The juicy part of the French taco saga is, sadly, the racist part, but more accurately, how these French tacos are kind of too much or too little for right-wingers to attack. French nationalists are getting sour about any street foods that aren’t a jambon beurre, turning “kebab” or “halal” into dirty words. These conservatives can’t say jack about French tacos because they don’t represent any single immigrant culture, least of all the Mexicans they took the word “taco” from. There’s nothing to shake their finger at: it’s a nothing food for everyone. It has no history or country of origin. The tacos are the food equivalent of the orange people in that episode of South Park where humans are time traveling back in time and they’re all totally orange and featureless because we’ve all intermarried and created one race of entropy. Dare I say it, it might be a food impervious to fascism. Sadly, I’m sure where there’s a racist will, there’s a racist way, but I love the rogue streak built into these little food pockets.
Once the New Yorker put it to me like that, I actually felt it was my duty as someone who values multiculturalism to try some of these French tacos that aren’t tacos at all.
We decided on O Tacos because it was nearby and available on UberEats. Fearing the size and gut punch of a pouch containing french fries, bechamel, and chicken, my husband and I split one and also got some fries and chicken strips. And honestly, it wasn’t that good! It was kind of white and creamy, it needed some onions or tomatoes, a crispier exterior, a more oozing inner core.
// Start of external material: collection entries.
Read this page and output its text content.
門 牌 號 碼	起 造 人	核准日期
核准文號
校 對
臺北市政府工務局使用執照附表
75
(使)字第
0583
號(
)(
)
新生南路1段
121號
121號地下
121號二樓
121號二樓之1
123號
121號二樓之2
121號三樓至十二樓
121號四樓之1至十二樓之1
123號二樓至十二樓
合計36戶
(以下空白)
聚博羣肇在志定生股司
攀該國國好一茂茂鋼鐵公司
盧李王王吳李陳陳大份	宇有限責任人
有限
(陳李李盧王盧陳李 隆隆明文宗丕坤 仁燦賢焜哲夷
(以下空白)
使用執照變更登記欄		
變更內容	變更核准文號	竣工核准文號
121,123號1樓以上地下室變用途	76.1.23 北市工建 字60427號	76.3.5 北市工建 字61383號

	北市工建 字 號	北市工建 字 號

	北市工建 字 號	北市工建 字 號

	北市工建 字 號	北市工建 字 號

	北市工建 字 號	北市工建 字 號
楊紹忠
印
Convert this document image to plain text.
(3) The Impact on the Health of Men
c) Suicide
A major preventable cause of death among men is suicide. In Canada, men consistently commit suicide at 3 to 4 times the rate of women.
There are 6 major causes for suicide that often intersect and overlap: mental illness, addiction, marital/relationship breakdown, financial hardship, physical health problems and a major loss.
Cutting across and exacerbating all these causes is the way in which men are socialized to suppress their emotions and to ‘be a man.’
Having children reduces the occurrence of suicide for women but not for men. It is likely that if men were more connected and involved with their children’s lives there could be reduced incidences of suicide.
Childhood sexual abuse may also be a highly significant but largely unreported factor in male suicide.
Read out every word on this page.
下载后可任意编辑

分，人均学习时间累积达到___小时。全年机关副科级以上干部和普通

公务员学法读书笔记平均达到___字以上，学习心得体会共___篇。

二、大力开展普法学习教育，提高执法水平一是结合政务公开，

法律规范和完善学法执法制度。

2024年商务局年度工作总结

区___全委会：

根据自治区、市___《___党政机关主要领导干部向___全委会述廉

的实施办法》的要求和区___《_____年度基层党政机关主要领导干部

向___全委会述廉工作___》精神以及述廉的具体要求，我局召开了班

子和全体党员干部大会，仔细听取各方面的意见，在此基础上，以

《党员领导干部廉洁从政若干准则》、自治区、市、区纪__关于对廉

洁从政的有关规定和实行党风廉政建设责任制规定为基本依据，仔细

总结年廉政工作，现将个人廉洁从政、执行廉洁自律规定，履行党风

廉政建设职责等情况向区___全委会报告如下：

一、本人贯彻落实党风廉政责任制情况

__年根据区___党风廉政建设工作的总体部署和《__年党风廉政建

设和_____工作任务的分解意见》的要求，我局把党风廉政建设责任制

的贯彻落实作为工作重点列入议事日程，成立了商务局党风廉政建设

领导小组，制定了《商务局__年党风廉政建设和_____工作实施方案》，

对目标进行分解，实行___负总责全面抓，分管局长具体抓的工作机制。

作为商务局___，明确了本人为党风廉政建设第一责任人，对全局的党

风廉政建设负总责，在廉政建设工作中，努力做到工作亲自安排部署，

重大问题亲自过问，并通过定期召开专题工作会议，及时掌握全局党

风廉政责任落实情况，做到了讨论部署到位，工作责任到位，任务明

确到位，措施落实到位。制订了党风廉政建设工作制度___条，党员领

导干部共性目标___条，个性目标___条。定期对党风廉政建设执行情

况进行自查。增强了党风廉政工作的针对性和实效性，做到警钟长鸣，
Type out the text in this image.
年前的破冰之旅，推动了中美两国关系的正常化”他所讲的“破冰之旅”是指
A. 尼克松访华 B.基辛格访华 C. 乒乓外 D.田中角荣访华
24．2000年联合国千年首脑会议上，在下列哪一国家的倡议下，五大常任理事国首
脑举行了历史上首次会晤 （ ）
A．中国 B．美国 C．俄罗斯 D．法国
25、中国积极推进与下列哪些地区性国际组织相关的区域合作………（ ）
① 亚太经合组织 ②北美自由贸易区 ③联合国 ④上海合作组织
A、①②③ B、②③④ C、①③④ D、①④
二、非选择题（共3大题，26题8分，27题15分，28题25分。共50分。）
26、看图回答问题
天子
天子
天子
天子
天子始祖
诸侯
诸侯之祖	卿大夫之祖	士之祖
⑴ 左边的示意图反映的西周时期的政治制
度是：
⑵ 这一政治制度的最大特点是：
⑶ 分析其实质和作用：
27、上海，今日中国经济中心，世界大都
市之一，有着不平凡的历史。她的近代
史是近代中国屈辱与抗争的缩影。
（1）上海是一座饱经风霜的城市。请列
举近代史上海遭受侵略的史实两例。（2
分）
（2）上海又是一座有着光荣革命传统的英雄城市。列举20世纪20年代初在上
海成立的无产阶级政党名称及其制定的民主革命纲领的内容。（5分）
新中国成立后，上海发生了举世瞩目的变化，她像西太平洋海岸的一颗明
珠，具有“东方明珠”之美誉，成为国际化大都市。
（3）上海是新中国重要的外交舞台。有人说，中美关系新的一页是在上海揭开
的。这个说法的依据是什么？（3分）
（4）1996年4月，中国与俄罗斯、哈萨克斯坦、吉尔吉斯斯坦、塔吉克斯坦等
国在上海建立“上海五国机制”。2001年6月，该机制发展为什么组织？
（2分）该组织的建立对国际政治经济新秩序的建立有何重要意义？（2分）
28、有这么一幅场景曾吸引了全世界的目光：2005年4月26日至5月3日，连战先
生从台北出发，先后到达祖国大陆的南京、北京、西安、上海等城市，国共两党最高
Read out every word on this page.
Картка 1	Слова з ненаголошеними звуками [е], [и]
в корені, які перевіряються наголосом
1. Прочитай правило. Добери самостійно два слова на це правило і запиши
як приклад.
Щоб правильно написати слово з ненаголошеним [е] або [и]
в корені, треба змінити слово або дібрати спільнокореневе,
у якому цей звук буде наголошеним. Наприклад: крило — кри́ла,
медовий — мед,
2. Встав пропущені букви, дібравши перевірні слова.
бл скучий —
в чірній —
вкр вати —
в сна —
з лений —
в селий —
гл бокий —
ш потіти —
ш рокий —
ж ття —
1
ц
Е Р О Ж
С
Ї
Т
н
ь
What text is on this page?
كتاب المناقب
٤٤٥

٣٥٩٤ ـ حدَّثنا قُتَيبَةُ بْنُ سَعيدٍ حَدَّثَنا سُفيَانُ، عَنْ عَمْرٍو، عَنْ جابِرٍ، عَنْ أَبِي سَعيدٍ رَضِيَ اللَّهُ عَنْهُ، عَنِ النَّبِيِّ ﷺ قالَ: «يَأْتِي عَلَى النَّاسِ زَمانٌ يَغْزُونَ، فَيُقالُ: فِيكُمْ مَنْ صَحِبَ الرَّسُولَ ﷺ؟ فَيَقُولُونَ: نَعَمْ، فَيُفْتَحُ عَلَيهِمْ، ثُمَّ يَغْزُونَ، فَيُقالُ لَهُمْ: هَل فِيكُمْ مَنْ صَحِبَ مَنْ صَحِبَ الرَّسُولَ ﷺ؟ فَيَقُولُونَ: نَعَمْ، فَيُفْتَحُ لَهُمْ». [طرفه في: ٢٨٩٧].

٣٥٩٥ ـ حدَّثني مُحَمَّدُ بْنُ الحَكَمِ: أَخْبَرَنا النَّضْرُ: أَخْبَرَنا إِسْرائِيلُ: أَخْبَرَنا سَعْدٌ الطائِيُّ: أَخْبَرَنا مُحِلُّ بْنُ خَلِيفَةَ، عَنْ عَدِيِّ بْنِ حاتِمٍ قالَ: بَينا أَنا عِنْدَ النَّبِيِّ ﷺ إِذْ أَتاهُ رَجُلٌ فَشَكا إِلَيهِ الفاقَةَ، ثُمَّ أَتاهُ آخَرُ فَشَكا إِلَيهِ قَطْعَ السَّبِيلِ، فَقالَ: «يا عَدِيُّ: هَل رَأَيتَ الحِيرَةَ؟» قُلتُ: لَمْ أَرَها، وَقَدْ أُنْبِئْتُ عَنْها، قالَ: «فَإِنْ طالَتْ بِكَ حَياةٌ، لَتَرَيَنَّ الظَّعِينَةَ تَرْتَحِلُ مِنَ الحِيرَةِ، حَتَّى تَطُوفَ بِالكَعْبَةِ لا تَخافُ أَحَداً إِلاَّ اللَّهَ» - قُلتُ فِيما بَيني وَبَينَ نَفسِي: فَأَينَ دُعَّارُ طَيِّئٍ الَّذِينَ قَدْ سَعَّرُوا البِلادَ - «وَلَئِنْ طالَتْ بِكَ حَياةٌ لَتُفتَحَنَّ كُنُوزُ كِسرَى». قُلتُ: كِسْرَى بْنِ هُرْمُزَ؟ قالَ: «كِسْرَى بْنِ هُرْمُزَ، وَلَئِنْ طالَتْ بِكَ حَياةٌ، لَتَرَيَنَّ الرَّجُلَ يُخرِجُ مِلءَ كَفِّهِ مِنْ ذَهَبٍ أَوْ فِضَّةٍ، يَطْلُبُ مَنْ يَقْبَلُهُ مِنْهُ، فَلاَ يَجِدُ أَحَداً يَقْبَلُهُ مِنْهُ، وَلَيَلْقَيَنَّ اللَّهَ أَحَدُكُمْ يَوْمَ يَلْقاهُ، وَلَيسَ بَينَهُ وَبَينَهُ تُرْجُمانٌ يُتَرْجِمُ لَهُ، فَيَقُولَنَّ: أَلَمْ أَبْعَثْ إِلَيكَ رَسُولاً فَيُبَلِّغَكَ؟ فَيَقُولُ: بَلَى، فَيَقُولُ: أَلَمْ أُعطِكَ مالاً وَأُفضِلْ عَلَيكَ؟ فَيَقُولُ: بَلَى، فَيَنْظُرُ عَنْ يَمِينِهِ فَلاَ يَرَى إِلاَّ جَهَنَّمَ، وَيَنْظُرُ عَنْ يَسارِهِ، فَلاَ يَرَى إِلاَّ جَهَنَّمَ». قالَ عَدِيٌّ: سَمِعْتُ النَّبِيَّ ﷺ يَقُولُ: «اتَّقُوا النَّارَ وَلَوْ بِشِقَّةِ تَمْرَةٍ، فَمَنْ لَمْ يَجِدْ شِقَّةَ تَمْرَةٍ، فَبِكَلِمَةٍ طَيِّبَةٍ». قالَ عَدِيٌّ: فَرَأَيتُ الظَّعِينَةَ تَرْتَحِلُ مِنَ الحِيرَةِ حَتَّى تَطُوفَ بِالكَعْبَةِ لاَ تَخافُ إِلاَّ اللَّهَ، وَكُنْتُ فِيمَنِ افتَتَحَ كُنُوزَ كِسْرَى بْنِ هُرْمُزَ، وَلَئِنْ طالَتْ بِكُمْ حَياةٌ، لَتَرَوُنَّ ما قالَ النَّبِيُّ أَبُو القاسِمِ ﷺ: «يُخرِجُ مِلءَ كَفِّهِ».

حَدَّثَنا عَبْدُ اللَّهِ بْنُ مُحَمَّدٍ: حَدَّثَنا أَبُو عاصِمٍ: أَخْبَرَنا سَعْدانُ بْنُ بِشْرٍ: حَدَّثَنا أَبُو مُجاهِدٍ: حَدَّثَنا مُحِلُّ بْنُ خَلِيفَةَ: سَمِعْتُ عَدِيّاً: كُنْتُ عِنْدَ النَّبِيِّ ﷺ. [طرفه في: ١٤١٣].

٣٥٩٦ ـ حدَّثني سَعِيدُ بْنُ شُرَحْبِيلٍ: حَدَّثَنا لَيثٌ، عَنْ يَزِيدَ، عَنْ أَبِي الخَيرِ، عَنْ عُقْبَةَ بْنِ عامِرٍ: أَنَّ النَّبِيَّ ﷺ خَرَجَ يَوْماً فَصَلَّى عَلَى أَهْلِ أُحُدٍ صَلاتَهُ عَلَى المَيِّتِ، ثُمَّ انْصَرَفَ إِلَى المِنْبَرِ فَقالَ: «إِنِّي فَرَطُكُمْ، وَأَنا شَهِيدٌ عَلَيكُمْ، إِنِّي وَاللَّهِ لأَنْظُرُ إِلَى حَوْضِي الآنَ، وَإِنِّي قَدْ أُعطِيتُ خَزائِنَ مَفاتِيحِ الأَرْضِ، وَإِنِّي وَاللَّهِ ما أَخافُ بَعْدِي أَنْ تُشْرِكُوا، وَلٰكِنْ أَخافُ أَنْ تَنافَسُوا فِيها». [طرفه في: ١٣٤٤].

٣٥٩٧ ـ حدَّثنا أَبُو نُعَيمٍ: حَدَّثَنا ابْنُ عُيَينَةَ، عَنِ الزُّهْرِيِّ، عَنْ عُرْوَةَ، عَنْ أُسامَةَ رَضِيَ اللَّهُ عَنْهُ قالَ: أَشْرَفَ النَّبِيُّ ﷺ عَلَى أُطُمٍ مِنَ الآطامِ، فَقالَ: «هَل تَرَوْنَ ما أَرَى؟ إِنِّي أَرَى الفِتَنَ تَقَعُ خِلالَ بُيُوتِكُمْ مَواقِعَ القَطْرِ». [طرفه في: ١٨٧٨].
The closest thing I can compare it to is one of Taco Bell’s grilled stuffed burritos, but those are at least twice as delicious and more interesting to eat. The best part of the meal were the sauces that came with it: we chose Algerian, curry, and bbq. Multiculturalism sneaking into French households by way of dipping sauce. But outside of the sauces, I’m too vain and interested in fitting into my jeans to eat this food very often. But I still respect its spirit.
Don’t take my word for it. You should definitely give them a try, for how often does one have a chance to try a completely new type of cuisine that is uniquely French but not, tacos and not tacos, without a cultural past (except we know it’s actually there), and is somehow now a food for everyone.